Boredom is not a luxury I often possess, but if it did come to me, I might write property descriptions that don’t truly matter. Once, I wrote about a chicken coop. Today, I spoke of a red barn I used to own:
The Red Barn on Wolcott Road
You will be welcomed by a sweet herb and flower garden at the front entrance. Basil, mint, and daisies dance a gentle tango in circles with the wind, surrounded by deep, black mulch. The muted red stains the barnboards and is complemented by the matte white shutters. There is a small covered area in the front that would work as a patio, bird haven, woodpile, or ice cream shop window.
Open the door to hear a historical squeak as you enter the first floor covered with cool, smooth concrete. To the right is a large bay, perfect for stacking firewood and the seasonal porch windows, screen or glass. To the left is a planting station with a window to allow in natural light for seedlings, complete with rich, black mountain soil and thick wooden shelves for pots, spades, and heirloom seeds.
To the left you will find two more vehicle bays, large enough for a pickup truck, tractor, or ping pong table, sublime for adding some fresh mountain air to the barn. Straight ahead is a heavy wooden sliding door that will take you to the workshop and a coop that fits dozens of chickens. The area is laden with shelves galore and tons of drawers for your tools and hardware, and there’s a wood stove for your January creativity. To the left you will find one of the two push-out windows and another bay door that gratefully receives the afternoon sun. The chicken coop is safe and secure with a handy door to collect your eggs, a human-sized door for convenience, and there’s a miniature, outdoor lockable door that leads to the run for your favorite feathered friends. The area is cool and shaded, ideal for those warm summer days. Sounds glorious, right? Well, there’s more.

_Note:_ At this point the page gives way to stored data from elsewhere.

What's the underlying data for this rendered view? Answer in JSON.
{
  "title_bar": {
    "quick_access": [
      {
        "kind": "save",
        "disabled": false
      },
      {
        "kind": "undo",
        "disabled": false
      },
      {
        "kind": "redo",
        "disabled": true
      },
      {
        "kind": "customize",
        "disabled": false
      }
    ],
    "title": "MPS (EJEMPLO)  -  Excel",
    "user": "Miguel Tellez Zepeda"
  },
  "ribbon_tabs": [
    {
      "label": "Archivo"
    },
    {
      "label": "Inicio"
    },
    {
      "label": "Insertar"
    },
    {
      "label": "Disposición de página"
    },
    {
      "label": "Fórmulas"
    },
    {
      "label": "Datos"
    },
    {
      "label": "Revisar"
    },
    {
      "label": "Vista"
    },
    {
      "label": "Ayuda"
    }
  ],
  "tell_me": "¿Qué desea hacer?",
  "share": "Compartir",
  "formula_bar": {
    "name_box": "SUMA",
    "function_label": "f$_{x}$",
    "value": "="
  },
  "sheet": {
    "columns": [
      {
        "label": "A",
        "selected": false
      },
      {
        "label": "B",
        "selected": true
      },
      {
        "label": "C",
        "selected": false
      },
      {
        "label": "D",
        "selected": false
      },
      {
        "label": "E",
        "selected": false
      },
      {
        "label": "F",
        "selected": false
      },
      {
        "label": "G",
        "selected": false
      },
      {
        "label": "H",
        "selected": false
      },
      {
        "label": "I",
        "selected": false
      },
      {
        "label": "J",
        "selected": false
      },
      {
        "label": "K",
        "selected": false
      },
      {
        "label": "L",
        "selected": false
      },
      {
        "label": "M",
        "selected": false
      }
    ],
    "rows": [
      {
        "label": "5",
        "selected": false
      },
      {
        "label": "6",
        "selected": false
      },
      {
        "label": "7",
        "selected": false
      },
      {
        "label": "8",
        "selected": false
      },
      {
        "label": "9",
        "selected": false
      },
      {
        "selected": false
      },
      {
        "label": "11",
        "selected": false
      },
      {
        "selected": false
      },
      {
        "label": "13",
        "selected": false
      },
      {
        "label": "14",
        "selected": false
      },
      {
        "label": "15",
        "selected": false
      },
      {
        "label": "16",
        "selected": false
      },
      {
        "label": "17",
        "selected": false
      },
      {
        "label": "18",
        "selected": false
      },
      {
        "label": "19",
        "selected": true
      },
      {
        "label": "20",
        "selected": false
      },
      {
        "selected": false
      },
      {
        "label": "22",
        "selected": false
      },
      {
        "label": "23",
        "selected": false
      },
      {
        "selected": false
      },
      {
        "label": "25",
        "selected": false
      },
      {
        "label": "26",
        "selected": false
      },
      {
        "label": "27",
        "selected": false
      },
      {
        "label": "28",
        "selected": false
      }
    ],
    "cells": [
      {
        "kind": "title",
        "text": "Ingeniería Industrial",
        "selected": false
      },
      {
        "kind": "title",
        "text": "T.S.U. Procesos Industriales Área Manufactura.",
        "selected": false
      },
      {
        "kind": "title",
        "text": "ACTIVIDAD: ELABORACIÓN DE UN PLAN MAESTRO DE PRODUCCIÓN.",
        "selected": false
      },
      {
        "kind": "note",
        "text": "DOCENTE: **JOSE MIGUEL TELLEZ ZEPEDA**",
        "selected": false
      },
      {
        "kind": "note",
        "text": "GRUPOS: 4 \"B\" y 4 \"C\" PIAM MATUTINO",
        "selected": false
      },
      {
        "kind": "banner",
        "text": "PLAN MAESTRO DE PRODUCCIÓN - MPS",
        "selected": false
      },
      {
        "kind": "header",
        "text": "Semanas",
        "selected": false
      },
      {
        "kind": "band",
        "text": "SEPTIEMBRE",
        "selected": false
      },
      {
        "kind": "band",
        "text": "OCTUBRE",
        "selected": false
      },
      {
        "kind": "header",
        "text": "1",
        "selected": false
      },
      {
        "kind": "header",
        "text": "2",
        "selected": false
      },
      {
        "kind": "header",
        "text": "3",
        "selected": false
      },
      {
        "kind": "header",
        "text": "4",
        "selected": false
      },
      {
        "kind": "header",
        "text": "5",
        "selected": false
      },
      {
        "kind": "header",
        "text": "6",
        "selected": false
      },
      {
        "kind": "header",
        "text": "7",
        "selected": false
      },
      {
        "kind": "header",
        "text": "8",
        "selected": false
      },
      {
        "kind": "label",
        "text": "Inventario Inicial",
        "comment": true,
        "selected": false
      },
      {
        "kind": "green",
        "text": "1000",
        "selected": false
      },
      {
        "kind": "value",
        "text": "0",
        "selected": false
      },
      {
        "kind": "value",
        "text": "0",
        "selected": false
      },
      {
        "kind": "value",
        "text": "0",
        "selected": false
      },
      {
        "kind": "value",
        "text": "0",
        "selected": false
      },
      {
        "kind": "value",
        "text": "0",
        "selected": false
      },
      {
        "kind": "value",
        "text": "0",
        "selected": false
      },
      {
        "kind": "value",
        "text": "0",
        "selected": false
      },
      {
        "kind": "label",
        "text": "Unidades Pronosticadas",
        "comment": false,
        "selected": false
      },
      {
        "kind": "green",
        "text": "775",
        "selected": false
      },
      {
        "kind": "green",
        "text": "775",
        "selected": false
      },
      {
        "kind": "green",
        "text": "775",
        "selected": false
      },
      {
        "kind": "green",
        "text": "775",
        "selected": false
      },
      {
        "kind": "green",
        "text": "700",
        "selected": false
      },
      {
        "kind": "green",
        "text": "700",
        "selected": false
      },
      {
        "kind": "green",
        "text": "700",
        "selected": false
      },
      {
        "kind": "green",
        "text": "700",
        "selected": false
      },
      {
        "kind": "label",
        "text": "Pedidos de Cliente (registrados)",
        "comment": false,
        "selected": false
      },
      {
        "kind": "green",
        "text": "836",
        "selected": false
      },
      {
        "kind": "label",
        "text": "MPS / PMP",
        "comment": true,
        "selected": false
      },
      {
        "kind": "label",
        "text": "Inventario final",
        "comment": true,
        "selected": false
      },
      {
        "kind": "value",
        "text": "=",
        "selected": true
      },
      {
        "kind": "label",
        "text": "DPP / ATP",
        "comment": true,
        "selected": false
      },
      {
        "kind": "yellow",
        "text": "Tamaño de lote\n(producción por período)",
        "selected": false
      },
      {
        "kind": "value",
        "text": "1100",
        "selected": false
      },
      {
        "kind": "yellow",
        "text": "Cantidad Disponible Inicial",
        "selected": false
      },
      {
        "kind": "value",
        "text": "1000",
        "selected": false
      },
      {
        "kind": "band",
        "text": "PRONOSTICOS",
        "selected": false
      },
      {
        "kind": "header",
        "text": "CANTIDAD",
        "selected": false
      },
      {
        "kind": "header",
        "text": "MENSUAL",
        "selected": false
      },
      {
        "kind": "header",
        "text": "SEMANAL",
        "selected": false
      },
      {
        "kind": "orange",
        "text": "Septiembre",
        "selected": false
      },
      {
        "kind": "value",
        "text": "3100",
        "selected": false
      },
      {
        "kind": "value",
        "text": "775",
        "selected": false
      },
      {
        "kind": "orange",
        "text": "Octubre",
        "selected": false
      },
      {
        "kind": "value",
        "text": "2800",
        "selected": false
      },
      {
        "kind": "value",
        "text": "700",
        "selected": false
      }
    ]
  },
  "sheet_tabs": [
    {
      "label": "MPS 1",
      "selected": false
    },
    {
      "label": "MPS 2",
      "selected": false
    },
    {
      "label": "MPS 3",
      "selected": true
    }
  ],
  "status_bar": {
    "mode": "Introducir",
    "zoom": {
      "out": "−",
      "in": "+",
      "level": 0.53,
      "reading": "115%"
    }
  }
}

The stairs to the second floor are nestled between the three bays when you first walk in. Go up the stairs to find a landing, or nook, to stand a Christmas tree or house a small office. On the top of the stairway is a door that leads to a large room to the left with a hay door and a skylight. In that room are also secret wooden doors to store your most treasured trinkets. Straight ahead is a large area with three windows that face the orchard and mountain stream, and it has built-in shelves and lots of outlets. Once an antique shop, the upstairs area could be used as extra living space, a teen room, or a home office. To the right is another antique wooden door with tons of attic space and another hay door, convenient for your livestock.